Vulnerable claimants requiring specialist assessment
Claimants whose vulnerability — capacity, dissociative presentation, ongoing safeguarding needs, language or disability barriers — exceeds the adjustments standard RTA panels can offer.
Standard uninsured or untraced driver RTAs with no abuse dimension — routine whiplash, uncomplicated PTSD, straightforward adjustment disorders arising from ordinary collisions — remain firmly within the remit of your established RTA psychiatric panels. The chambers does not take on generalist RTA work and will return referrals that fall outside its specialism.
Designed to work
inside MIB workflows.
The clinical work is specialist; the surrounding operational layer is deliberately compatible with MIB case-handler workflows, Untraced and Uninsured Agreement processes, and your milestone conventions.

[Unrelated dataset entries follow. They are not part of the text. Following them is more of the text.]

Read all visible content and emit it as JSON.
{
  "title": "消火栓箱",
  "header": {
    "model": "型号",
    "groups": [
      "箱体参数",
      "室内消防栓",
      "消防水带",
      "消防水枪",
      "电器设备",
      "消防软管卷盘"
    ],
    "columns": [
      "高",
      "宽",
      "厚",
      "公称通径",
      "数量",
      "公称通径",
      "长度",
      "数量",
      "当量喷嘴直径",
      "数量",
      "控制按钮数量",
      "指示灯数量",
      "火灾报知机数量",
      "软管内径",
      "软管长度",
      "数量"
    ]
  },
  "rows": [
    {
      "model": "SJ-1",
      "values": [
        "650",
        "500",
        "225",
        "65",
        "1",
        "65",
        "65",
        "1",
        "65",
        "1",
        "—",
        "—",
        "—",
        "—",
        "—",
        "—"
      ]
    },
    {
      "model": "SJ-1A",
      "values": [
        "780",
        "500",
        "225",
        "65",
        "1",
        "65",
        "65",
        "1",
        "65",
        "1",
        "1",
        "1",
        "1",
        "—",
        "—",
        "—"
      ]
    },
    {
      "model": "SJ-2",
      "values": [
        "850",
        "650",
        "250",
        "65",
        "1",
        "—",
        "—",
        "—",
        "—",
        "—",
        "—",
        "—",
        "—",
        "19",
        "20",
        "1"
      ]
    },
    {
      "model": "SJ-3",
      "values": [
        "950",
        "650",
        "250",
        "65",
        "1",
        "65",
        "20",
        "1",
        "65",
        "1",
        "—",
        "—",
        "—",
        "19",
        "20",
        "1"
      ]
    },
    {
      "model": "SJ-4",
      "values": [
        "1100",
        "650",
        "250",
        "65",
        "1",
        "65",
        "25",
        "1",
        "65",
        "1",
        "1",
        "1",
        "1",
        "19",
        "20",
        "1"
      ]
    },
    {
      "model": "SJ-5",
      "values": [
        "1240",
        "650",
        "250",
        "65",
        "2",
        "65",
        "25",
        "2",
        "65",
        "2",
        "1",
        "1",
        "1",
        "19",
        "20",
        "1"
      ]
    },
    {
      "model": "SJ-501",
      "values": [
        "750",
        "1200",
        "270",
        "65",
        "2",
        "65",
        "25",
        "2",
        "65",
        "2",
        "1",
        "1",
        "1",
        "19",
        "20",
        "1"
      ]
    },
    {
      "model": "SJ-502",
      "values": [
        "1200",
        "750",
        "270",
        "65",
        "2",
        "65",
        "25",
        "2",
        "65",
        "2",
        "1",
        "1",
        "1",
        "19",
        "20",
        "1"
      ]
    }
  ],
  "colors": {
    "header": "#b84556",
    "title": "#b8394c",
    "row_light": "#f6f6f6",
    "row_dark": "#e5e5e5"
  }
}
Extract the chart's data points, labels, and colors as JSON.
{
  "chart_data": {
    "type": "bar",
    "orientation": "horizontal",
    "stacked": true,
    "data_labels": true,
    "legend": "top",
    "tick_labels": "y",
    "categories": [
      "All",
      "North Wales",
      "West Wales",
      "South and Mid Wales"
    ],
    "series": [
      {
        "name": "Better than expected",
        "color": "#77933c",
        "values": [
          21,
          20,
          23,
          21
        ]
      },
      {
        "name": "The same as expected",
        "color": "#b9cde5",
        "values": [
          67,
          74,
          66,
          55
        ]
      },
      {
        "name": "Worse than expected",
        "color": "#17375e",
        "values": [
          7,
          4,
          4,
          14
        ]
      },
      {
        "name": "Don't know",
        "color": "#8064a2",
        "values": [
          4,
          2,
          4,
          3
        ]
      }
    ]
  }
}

Single coordination contact
One named point of contact for the referral portfolio — receipt, scheduling, fee quotation, milestone updates, delivery and post-submission Part 35 queries.
MIB-compatible delivery
Reports and summaries produced in your preferred template. File-naming, cover sheets and exhibit structures align to internal MIB release conventions on request.
Agreement-aware scope setting
Scope calibrated to the procedural framework — Untraced Drivers Agreement, Uninsured Drivers Agreement, or hybrid scenarios where Article 75 insurer involvement is in play.
Desktop-first proportionality
Record-only triage where the clinical question allows, examination where the presentation or stake requires it. Proportionality calls made transparently at triage.
Safeguarding-ready assessment
Trauma-informed protocols compatible with ongoing safeguarding concerns — vulnerable claimant adjustments, interpreter presence, capacity-sensitive interviewing as required.
Milestone discipline
Scope, timeline and fee agreed at referral. Proactive updates throughout. Deadlines held; slippage flagged in advance with rationale, not absorbed silently.
Questions from
MIB case-handling teams.
How do you fit within MIB’s internal claims-handling framework?
The chambers is instructed as an expert, with reports delivered into your established claims-handling process. We do not bypass or operate in parallel to MIB’s internal framework — we provide the clinical evidence that the framework relies upon. Agreement-specific scope calibrations are agreed at referral.
Can you deliver reports in MIB’s preferred template?
Yes. Reports, Part 35 responses, condition & prognosis summaries and joint statement drafts are produced in your preferred template on request. The clinical reasoning is the consultant’s; the packaging is yours, including file-naming conventions and release formats.
How do you handle claimants who are also safeguarding subjects?
Assessment is conducted under trauma-informed protocols compatible with active safeguarding concerns. Interpreter presence, appropriate-adult arrangements, remote assessment options and capacity-sensitive interviewing are available as required. Reports are written with awareness of the onward safeguarding context.
Can you provide a desktop opinion on proportionality first?
Yes. Desktop review is often the right starting point for MIB matters with an abuse dimension — clarifying whether the abuse context is material, whether full examination is proportionate and what scope a subsequent examination should take.
How do you analyse causation where abuse pre-dates the RTA?
Using a multi-stressor causation framework — identifying the pre-existing abuse-related psychiatric vulnerability, the index RTA’s specific contribution, and the interaction between the two. This produces reasoning that holds up under defence scrutiny on pre-existing conditions.
What turnaround can you commit to for MIB referrals?
Standard turnaround is 6–10 weeks from full records receipt to report release, subject to claimant availability and case complexity. Desktop opinions are typically delivered within 14–21 days. Urgent Part 35 responses can be accommodated within the procedural timetable.